In the city, the population was spread out, with 25.6% under the age of 18, 8.4% from 18 to 24, 29.8% from 25 to 44, 22.6% from 45 to 64, and 13.6% who were 65 years of age or older. The median age was 37 years. For every 100 females, there were 92.4 males. For every 100 females age 18 and over, there were 86.1 males.

The median income for a household in the city was $42,014, and the median income for a family was $51,442. Males had a median income of $41,927 versus $25,720 for females. The per capita income for the city was $20,941. About 5.1% of families and 6.4% of the population were below the poverty line, including 9.5% of those under age 18 and 11.6% of those age 65 or over.
==Education==
Auburn, within Bay City Public Schools, is home to Bay City Western High School and their principal Judy Cox, Western Middle School, and the Auburn Elementary School.

It is also home to Auburn Area Catholic School.

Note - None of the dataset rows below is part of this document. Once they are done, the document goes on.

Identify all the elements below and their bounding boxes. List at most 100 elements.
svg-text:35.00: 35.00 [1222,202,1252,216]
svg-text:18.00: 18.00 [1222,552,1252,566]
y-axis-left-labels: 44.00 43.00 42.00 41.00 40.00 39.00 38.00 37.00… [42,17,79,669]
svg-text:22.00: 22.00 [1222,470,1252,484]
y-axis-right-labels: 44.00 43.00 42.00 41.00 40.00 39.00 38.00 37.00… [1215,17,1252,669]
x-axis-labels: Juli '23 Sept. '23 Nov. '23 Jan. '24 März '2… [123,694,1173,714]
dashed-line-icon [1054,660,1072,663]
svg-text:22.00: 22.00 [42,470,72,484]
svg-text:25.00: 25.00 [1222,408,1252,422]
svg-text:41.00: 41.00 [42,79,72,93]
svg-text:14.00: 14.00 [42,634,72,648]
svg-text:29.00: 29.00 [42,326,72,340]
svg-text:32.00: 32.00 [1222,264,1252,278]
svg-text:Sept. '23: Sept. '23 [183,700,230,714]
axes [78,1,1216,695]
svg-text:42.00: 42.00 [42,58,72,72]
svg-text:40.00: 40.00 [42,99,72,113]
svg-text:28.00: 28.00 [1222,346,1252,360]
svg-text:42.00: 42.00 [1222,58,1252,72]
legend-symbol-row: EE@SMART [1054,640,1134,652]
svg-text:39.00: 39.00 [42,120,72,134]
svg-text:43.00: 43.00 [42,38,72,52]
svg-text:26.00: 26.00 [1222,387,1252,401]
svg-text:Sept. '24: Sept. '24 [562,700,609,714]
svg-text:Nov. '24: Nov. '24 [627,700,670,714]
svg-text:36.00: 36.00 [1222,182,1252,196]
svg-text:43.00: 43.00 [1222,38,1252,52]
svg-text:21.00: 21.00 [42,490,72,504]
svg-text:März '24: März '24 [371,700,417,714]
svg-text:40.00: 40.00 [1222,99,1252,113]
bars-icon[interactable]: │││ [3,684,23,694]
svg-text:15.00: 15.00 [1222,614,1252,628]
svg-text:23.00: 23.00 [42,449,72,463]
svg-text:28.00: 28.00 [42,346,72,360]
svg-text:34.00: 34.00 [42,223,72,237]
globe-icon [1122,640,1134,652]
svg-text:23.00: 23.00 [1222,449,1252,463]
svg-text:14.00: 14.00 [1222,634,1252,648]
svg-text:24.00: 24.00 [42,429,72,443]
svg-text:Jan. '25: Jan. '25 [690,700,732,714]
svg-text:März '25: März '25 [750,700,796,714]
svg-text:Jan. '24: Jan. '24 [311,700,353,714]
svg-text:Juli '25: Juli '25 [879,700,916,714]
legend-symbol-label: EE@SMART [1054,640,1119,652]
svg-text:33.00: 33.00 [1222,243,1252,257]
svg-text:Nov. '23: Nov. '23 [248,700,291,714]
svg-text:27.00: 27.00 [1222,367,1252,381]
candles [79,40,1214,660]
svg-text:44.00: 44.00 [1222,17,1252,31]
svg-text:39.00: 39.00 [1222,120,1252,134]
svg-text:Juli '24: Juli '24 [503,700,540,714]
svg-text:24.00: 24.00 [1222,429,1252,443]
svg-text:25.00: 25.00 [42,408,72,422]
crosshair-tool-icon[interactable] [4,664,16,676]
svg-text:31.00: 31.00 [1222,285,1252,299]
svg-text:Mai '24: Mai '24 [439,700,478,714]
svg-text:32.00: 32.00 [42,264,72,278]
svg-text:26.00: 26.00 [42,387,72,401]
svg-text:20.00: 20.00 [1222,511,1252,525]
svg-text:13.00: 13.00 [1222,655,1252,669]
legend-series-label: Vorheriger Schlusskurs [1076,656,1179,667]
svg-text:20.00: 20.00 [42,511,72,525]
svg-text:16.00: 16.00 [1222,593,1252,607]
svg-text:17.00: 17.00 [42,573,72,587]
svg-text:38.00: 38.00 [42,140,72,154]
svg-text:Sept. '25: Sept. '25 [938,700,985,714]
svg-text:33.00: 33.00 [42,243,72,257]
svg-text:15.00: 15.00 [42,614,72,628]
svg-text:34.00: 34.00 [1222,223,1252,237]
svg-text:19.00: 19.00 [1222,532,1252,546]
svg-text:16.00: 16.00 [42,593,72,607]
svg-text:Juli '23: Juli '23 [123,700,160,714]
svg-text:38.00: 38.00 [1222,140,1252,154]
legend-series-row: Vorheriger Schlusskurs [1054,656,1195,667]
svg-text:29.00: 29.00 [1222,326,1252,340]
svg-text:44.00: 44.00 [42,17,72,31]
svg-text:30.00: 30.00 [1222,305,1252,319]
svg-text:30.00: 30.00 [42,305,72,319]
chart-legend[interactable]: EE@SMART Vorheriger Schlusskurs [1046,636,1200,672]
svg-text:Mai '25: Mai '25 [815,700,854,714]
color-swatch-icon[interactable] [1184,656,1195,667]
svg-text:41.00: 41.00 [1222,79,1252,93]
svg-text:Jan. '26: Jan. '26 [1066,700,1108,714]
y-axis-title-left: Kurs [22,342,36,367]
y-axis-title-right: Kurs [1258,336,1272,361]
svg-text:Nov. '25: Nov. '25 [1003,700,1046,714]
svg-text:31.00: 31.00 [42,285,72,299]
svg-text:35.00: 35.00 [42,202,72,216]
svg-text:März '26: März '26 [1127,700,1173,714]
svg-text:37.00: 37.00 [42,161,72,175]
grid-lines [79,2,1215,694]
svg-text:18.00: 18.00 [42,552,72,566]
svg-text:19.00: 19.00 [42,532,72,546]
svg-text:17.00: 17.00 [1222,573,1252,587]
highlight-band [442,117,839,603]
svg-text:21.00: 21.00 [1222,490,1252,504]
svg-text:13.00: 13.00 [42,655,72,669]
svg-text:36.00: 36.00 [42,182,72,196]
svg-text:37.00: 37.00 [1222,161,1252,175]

The former Grace Lutheran school has closed and the students attend Lutheran schools outside the city.

==Transportation==

===Highways===
- courses west to Midland and east to Bay City.

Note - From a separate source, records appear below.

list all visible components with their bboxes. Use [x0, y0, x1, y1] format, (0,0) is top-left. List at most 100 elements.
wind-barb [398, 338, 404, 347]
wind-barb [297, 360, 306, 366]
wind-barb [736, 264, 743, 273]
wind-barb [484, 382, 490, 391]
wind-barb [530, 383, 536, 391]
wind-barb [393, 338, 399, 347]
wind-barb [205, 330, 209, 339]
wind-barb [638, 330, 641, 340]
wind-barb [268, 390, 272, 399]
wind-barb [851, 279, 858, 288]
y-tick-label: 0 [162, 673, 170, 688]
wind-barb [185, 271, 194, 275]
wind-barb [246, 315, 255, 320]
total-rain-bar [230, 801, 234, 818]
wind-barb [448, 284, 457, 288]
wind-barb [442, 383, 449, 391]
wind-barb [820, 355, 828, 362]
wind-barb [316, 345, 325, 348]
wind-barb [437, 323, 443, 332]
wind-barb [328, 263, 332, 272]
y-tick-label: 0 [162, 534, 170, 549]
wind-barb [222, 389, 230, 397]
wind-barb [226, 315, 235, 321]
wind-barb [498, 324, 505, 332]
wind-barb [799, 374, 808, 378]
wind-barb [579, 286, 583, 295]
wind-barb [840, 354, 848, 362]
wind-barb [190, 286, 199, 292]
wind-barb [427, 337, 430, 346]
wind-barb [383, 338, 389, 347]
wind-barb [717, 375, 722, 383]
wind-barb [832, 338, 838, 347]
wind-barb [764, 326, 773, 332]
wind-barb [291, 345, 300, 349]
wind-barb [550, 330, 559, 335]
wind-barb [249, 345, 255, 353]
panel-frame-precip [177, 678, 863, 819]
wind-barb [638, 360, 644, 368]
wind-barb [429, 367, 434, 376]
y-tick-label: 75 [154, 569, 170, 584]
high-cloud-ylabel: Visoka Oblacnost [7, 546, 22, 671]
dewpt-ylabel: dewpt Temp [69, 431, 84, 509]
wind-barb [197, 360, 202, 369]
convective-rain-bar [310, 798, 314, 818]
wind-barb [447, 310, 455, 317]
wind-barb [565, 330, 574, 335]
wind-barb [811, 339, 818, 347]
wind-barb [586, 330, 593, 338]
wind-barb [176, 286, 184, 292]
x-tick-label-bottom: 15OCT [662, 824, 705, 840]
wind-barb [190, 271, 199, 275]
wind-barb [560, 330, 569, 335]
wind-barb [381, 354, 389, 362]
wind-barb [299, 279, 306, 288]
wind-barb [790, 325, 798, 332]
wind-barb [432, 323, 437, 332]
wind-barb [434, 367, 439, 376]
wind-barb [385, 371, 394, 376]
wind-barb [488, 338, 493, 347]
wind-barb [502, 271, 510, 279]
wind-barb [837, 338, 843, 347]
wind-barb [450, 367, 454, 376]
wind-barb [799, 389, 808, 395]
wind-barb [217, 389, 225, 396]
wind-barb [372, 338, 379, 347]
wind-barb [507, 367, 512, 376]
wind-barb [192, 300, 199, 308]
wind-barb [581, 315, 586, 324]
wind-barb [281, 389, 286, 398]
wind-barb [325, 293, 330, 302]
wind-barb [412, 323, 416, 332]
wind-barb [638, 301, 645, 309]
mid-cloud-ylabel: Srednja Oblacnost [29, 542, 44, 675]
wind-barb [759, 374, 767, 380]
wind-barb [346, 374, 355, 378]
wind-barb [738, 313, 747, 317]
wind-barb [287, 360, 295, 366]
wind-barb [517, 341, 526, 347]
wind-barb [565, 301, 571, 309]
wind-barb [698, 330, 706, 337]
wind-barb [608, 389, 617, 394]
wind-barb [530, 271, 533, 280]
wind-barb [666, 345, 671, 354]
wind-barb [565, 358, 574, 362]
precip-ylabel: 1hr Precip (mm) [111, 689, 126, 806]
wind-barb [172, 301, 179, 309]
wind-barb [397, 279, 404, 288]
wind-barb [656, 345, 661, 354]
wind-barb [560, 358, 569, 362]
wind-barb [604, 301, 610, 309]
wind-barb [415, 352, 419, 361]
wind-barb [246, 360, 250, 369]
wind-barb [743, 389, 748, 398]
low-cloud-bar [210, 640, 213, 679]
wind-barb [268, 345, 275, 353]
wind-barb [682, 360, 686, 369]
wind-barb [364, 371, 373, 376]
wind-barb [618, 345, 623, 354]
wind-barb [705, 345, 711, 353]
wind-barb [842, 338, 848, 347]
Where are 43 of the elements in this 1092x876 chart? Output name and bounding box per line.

Special Note: The city's eastern overpass on US10 only exits from and to the east. The western overpass has exits to both east and west.

===Public transit===
- Bay Metro's Route 4 bus service stops in Auburn at the Auburn Square Shopping Plaza, 963 W Midland Rd. Route 4 connects Auburn with Midland, Delta College, Saginaw Valley State University, and Bay City.